Posted: Tue Mar 24, 2015 11:16 pm
by DougieLawson
Here's the test I ran
sudo modprobe bcm2708-rng # load the HW random number generator
sudo apt-get install rng-tools
edit /etc/default/rng-tools to use /dev/hwrng
gpg --gen-key

dd if=/dev/hwrng of=/tmp/random.data count=1000 bs=100 # make 100K of random stuff
gpg

Code: Select all

pi@eagle:/tmp$ time  gpg -r redacted@gmail.com -e  random.data

real  0m0.166s
user  0m0.070s
sys   0m0.020s
pi@eagle:/tmp$
It'll take a little longer with count=100000 bs=1000 ... watch this space.

Code: Select all

pi@eagle:/tmp$ time  gpg -r redacted@gmail.com -e  random100M

real  0m52.439s
user  0m40.380s
sys   0m1.620s
pi@eagle:/tmp$

Re: Is the RPi2 the right Tool for the Job?

Posted: Tue Mar 24, 2015 11:37 pm
by DougieLawson
The speed of the ethernet on the RPi1 vs the RPI2 is identical.
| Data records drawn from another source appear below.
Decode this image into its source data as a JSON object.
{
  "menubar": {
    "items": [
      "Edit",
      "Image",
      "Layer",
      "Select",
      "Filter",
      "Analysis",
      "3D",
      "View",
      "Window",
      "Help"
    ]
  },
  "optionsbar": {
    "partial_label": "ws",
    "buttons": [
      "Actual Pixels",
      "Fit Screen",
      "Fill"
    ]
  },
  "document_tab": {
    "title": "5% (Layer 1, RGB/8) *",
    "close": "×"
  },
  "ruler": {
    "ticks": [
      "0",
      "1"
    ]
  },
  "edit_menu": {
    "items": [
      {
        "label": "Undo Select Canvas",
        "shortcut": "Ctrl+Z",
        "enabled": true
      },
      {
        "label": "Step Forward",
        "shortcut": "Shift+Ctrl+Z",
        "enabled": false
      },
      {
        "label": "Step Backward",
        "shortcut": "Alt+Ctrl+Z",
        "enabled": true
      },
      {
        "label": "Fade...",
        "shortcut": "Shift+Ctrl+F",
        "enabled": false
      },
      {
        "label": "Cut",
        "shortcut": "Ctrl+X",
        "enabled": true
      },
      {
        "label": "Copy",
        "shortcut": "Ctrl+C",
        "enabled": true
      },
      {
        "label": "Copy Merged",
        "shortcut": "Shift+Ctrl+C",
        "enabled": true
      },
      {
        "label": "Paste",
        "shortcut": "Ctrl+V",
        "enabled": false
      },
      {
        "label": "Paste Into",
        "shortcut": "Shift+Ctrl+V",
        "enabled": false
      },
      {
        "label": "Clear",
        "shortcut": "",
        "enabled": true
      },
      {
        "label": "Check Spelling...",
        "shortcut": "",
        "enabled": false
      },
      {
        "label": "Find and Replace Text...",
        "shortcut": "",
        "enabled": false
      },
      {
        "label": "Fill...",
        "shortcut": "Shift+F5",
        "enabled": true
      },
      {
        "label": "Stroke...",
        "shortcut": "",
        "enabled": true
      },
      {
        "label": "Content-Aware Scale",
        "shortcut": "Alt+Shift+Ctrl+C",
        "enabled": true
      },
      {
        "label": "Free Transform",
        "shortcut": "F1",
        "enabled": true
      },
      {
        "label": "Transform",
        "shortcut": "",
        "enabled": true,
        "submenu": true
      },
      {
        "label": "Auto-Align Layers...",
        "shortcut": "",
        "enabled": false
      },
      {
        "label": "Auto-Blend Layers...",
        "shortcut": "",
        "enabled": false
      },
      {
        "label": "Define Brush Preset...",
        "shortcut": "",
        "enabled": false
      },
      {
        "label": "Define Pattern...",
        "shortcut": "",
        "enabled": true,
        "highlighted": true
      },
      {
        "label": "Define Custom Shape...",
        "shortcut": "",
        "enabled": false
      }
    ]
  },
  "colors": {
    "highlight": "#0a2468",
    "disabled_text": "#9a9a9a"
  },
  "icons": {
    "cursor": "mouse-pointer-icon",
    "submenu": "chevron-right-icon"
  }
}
It's the same SMSC9514 chip on both systems.
You can go faster with a USB gigabit ethernet adapter.

Re: Is the RPi2 the right Tool for the Job?

Posted: Fri Jun 05, 2015 2:45 am
by groovmuffn
Any updates on this project?

I'm working on something similar, though in my case I'll be working with 1080p h264 via picamera. Trying to figure out a solution for encrypting this recorded video but want to make sure that the Pi is up for the job. Recording times will vary...sometimes a half hour and sometimes upwards of 6 or 7 hours.

For me its more a matter of efficiency and ease. The video being encrypted is just for protocol of space I'll be in. Thus I am wondering does encryption happen during recording, after recording, or would it be more efficient to encrypt a folder the video file will go in (or is that even possible to encrypt the folder and not the files inside?)?

In any case...super curious to see how your setup turned out.